Converting Relative URLs to Absolute URLs

  Apr 3, 2007 #1


    Within all pages within a folder.

    So I downloaded a number of pages that have links to pages that I want to download (using a utility such as HTTrack or DownThemAll). The problem is that the URLs of the pages are all relative, so when I save the pages to an external server (I have to do that, since the pages are temporary PHP search pages that HTTrack could not mirror), the URLs point to pages within the server that I cannot access.

    So example...


    is converted to...

    http://students.washington.edu/achen89/kong/viewtopic.php?t=10151 [Broken] (where I saved the search page to).

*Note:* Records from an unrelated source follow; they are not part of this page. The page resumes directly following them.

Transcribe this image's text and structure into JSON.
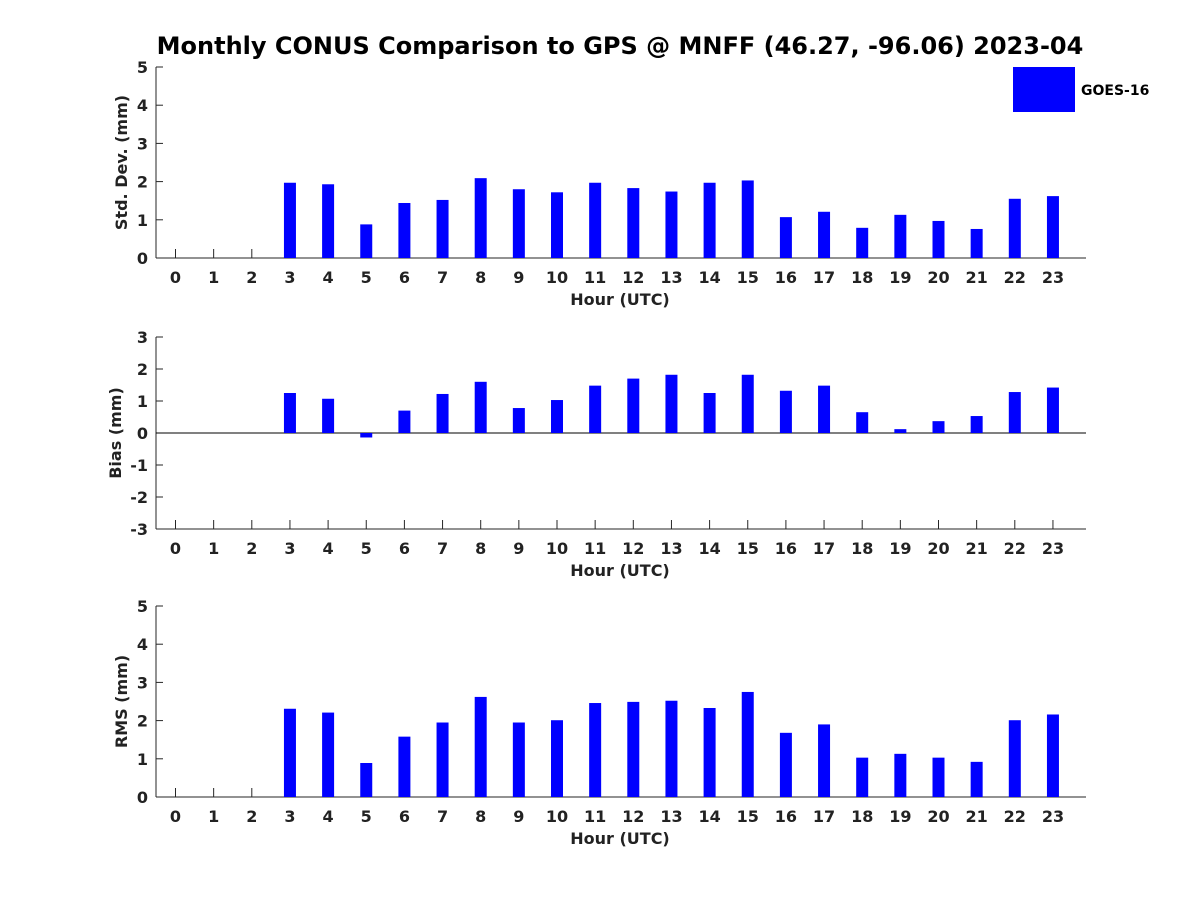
{
  "title": "Monthly CONUS Comparison to GPS @ MNFF (46.27, -96.06) 2023-04",
  "legend": {
    "label": "GOES-16",
    "color": "#0000ff"
  },
  "chart_data": [
    {
      "type": "bar",
      "name": "std-dev",
      "ylabel": "Std. Dev. (mm)",
      "xlabel": "Hour (UTC)",
      "ylim": [
        0,
        5
      ],
      "yticks": [
        "0",
        "1",
        "2",
        "3",
        "4",
        "5"
      ],
      "categories": [
        "0",
        "1",
        "2",
        "3",
        "4",
        "5",
        "6",
        "7",
        "8",
        "9",
        "10",
        "11",
        "12",
        "13",
        "14",
        "15",
        "16",
        "17",
        "18",
        "19",
        "20",
        "21",
        "22",
        "23"
      ],
      "values": [
        null,
        null,
        null,
        1.97,
        1.93,
        0.88,
        1.44,
        1.52,
        2.09,
        1.8,
        1.72,
        1.97,
        1.83,
        1.74,
        1.97,
        2.03,
        1.07,
        1.21,
        0.79,
        1.13,
        0.97,
        0.76,
        1.55,
        1.62
      ],
      "legend": "top-right"
    },
    {
      "type": "bar",
      "name": "bias",
      "ylabel": "Bias (mm)",
      "xlabel": "Hour (UTC)",
      "ylim": [
        -3,
        3
      ],
      "yticks": [
        "-3",
        "-2",
        "-1",
        "0",
        "1",
        "2",
        "3"
      ],
      "categories": [
        "0",
        "1",
        "2",
        "3",
        "4",
        "5",
        "6",
        "7",
        "8",
        "9",
        "10",
        "11",
        "12",
        "13",
        "14",
        "15",
        "16",
        "17",
        "18",
        "19",
        "20",
        "21",
        "22",
        "23"
      ],
      "values": [
        null,
        null,
        null,
        1.25,
        1.07,
        -0.14,
        0.7,
        1.22,
        1.6,
        0.78,
        1.03,
        1.48,
        1.7,
        1.82,
        1.25,
        1.82,
        1.32,
        1.48,
        0.65,
        0.12,
        0.37,
        0.53,
        1.28,
        1.42
      ]
    },
    {
      "type": "bar",
      "name": "rms",
      "ylabel": "RMS (mm)",
      "xlabel": "Hour (UTC)",
      "ylim": [
        0,
        5
      ],
      "yticks": [
        "0",
        "1",
        "2",
        "3",
        "4",
        "5"
      ],
      "categories": [
        "0",
        "1",
        "2",
        "3",
        "4",
        "5",
        "6",
        "7",
        "8",
        "9",
        "10",
        "11",
        "12",
        "13",
        "14",
        "15",
        "16",
        "17",
        "18",
        "19",
        "20",
        "21",
        "22",
        "23"
      ],
      "values": [
        null,
        null,
        null,
        2.31,
        2.21,
        0.89,
        1.58,
        1.95,
        2.62,
        1.95,
        2.01,
        2.46,
        2.49,
        2.52,
        2.33,
        2.75,
        1.68,
        1.9,
        1.03,
        1.13,
        1.03,
        0.92,
        2.01,
        2.16
      ]
    }
  ]
}
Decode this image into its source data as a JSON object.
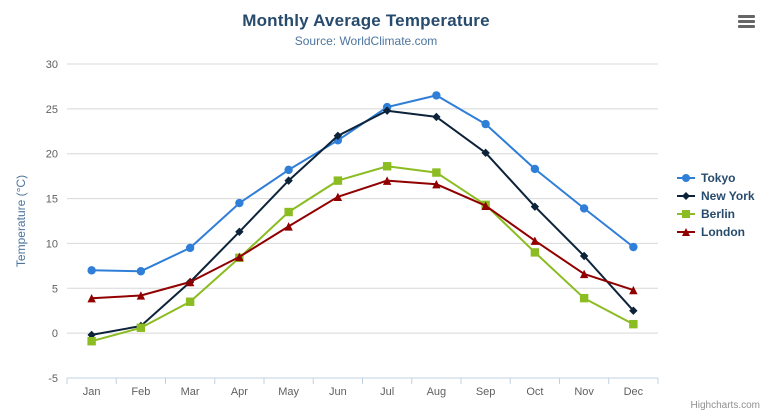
{
  "header": {
    "title": "Monthly Average Temperature",
    "subtitle": "Source: WorldClimate.com"
  },
  "credits": {
    "label": "Highcharts.com"
  },
  "export_menu": {
    "icon": "hamburger-icon"
  },
  "chart_data": {
    "type": "line",
    "title": "Monthly Average Temperature",
    "subtitle": "Source: WorldClimate.com",
    "categories": [
      "Jan",
      "Feb",
      "Mar",
      "Apr",
      "May",
      "Jun",
      "Jul",
      "Aug",
      "Sep",
      "Oct",
      "Nov",
      "Dec"
    ],
    "xlabel": "",
    "ylabel": "Temperature (°C)",
    "ylim": [
      -5,
      30
    ],
    "ytick_interval": 5,
    "grid": true,
    "legend_position": "right",
    "colors": {
      "grid": "#d8d8d8",
      "axis_line": "#c0d0e0",
      "title": "#274b6d",
      "subtitle": "#4d759e"
    },
    "series": [
      {
        "name": "Tokyo",
        "color": "#2f7ed8",
        "marker": "circle",
        "values": [
          7.0,
          6.9,
          9.5,
          14.5,
          18.2,
          21.5,
          25.2,
          26.5,
          23.3,
          18.3,
          13.9,
          9.6
        ]
      },
      {
        "name": "New York",
        "color": "#0d233a",
        "marker": "diamond",
        "values": [
          -0.2,
          0.8,
          5.7,
          11.3,
          17.0,
          22.0,
          24.8,
          24.1,
          20.1,
          14.1,
          8.6,
          2.5
        ]
      },
      {
        "name": "Berlin",
        "color": "#8bbc21",
        "marker": "square",
        "values": [
          -0.9,
          0.6,
          3.5,
          8.4,
          13.5,
          17.0,
          18.6,
          17.9,
          14.3,
          9.0,
          3.9,
          1.0
        ]
      },
      {
        "name": "London",
        "color": "#910000",
        "marker": "triangle",
        "values": [
          3.9,
          4.2,
          5.7,
          8.5,
          11.9,
          15.2,
          17.0,
          16.6,
          14.2,
          10.3,
          6.6,
          4.8
        ]
      }
    ]
  }
}
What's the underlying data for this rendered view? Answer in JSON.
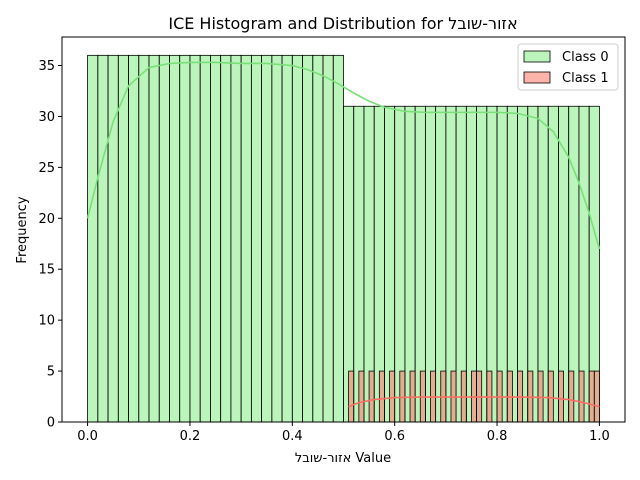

    So is there a program that allows one to parse all relative URLs to absolute URLs within an HTML page? (so that I can then use Httrack/DownThemAll on the saved page and then mirror all links within that page) Does the program have to be coded in a particular language? (C, Perl, Python?) I tried searching for one and found it at perlmonks.com, but couldn't turn it into a working .exe file (though I have no experience in compiling Perl)
  Apr 3, 2007 #2


    On a side note, an alternative would be to "trick" the website tracker into interpreting the base directory of the URL as http://the-scholars.com
    Look for webpage mirroring programs that support this. Any good mirroring program will do this automatically though.

    I used to know of a good one that did this automatically, but I've long since forgotten about it. If I run across it somewhere, I'll let you know.